CorbisObwohl er sich jahrelang brav die Zähne putzt, bekommt Kolumnist Frederik Jötten eines Tages trotzdem Karies. Zahnseide lautet die Lösung! Doch die verbannt ihn seither nach dem Essen immer in die Toilettenkabine.

http://www.spiegel.de/gesundheit/dia...816398,00.html
  1. #10

    Hmmm...

    Ich muss mich hier mal wieder outen...
    Ich habe noch nie im Leben meine Zähne mit Zahnpasta und Zahnbürste geputzt.
    Mein Alter kann aus meinem Nickname abgelesen werden.
    Ich putze die Zwischenräume meiner Zähne mit Hölzchen, hauptsächlich Streichhölzchen.
    Mir fehlen leider 2 Zähne, die ein Zahnarzt auf dem Gewissen hat, der einen Weissheitszahn zog.
    Die noch vorhandenen 26 Zähne sind zwar gelb-grünlich, aber ohne Loch und Plomben.
    Man sagt mir, das sei genetisch bedingt.
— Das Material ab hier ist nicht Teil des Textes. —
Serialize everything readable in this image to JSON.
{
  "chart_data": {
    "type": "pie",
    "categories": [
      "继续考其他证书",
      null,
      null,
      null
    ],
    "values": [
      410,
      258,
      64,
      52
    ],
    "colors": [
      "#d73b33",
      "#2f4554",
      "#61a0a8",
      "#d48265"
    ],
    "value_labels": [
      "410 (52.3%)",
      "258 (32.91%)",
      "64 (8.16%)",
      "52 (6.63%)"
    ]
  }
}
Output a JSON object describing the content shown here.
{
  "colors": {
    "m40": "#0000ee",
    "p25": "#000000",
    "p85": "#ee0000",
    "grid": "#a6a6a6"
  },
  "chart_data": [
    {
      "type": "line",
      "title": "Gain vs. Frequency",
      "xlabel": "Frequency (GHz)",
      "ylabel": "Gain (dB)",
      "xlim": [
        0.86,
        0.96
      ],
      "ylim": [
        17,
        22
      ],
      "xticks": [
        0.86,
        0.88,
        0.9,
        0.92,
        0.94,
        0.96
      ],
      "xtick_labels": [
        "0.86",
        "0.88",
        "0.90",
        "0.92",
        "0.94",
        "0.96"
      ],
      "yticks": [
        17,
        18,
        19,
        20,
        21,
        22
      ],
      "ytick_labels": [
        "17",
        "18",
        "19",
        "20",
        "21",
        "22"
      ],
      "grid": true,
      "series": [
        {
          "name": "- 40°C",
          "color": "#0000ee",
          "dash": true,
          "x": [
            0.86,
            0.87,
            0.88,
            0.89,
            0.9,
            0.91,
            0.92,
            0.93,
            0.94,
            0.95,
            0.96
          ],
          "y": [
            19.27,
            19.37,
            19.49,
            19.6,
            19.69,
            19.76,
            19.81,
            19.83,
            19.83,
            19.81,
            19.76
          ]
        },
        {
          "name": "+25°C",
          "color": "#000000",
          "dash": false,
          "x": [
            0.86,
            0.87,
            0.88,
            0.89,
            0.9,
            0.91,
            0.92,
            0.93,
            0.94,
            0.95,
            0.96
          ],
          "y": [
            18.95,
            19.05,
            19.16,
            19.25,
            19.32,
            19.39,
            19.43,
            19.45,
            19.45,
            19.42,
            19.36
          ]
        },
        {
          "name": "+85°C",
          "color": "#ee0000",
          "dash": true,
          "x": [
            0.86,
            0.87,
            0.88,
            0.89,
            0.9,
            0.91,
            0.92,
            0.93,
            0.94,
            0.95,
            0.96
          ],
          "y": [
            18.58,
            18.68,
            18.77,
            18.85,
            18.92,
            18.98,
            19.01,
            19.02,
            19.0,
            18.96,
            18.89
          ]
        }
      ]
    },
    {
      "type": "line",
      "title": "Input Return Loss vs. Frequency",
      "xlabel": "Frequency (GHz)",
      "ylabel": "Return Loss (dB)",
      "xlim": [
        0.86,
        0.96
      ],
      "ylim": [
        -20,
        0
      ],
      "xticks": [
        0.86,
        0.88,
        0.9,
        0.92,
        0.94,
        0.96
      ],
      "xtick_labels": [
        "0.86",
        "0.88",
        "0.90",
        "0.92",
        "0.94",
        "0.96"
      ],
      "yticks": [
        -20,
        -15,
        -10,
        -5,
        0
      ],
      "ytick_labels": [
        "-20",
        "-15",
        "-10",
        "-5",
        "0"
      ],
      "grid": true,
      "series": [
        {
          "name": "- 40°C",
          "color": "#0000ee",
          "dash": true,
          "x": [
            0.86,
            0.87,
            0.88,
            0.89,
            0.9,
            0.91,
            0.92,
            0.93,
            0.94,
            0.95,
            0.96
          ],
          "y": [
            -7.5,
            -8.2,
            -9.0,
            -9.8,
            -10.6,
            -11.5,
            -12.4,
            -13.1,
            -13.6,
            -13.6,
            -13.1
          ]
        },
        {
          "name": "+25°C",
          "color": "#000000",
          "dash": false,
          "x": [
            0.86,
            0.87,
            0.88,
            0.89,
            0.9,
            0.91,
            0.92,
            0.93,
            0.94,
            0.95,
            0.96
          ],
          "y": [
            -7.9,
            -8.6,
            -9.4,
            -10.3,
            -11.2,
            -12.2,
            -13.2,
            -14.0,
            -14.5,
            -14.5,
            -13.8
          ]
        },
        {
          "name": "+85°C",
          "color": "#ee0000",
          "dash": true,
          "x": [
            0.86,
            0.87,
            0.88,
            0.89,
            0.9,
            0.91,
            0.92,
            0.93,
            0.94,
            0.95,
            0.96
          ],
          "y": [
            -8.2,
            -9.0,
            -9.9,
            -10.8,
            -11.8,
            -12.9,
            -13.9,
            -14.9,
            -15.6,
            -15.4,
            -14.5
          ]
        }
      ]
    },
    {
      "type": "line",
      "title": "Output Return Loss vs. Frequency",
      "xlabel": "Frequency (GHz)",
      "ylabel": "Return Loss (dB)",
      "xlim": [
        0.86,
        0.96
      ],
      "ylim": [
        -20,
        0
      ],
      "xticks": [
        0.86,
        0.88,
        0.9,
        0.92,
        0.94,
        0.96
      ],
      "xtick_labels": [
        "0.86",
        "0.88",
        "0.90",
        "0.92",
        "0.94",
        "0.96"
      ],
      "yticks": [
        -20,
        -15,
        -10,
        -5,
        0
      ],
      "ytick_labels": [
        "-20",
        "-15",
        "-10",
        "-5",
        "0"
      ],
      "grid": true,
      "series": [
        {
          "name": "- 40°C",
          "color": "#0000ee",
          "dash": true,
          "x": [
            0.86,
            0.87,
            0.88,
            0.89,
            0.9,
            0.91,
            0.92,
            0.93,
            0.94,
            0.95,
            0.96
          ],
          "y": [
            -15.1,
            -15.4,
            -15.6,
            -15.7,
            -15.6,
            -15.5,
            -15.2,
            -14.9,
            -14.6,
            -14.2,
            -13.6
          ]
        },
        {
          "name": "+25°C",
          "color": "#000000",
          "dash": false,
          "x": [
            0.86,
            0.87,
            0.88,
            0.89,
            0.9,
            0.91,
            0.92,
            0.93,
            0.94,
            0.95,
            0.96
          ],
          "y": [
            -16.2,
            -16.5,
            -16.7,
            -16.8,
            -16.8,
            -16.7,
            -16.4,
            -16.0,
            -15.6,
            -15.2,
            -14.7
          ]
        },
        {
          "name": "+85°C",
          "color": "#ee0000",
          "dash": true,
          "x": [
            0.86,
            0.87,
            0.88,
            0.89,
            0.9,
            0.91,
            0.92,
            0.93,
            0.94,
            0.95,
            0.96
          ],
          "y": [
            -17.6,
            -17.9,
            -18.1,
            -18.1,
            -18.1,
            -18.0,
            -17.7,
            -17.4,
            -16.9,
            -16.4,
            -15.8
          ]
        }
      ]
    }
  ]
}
OK.
  2. #11

    Schlechte Zähne steigern angeblich das Risiko von Herzinfarkt und Schlaganfall

    Zitat von sysop Beitrag anzeigen
    Obwohl er sich jahrelang brav die Zähne putzt, bekommt Kolumnist Frederik Jötten eines Tages trotzdem Karies. Zahnseide lautet die Lösung! Doch die verbannt ihn seither nach dem Essen immer in die Toilettenkabine.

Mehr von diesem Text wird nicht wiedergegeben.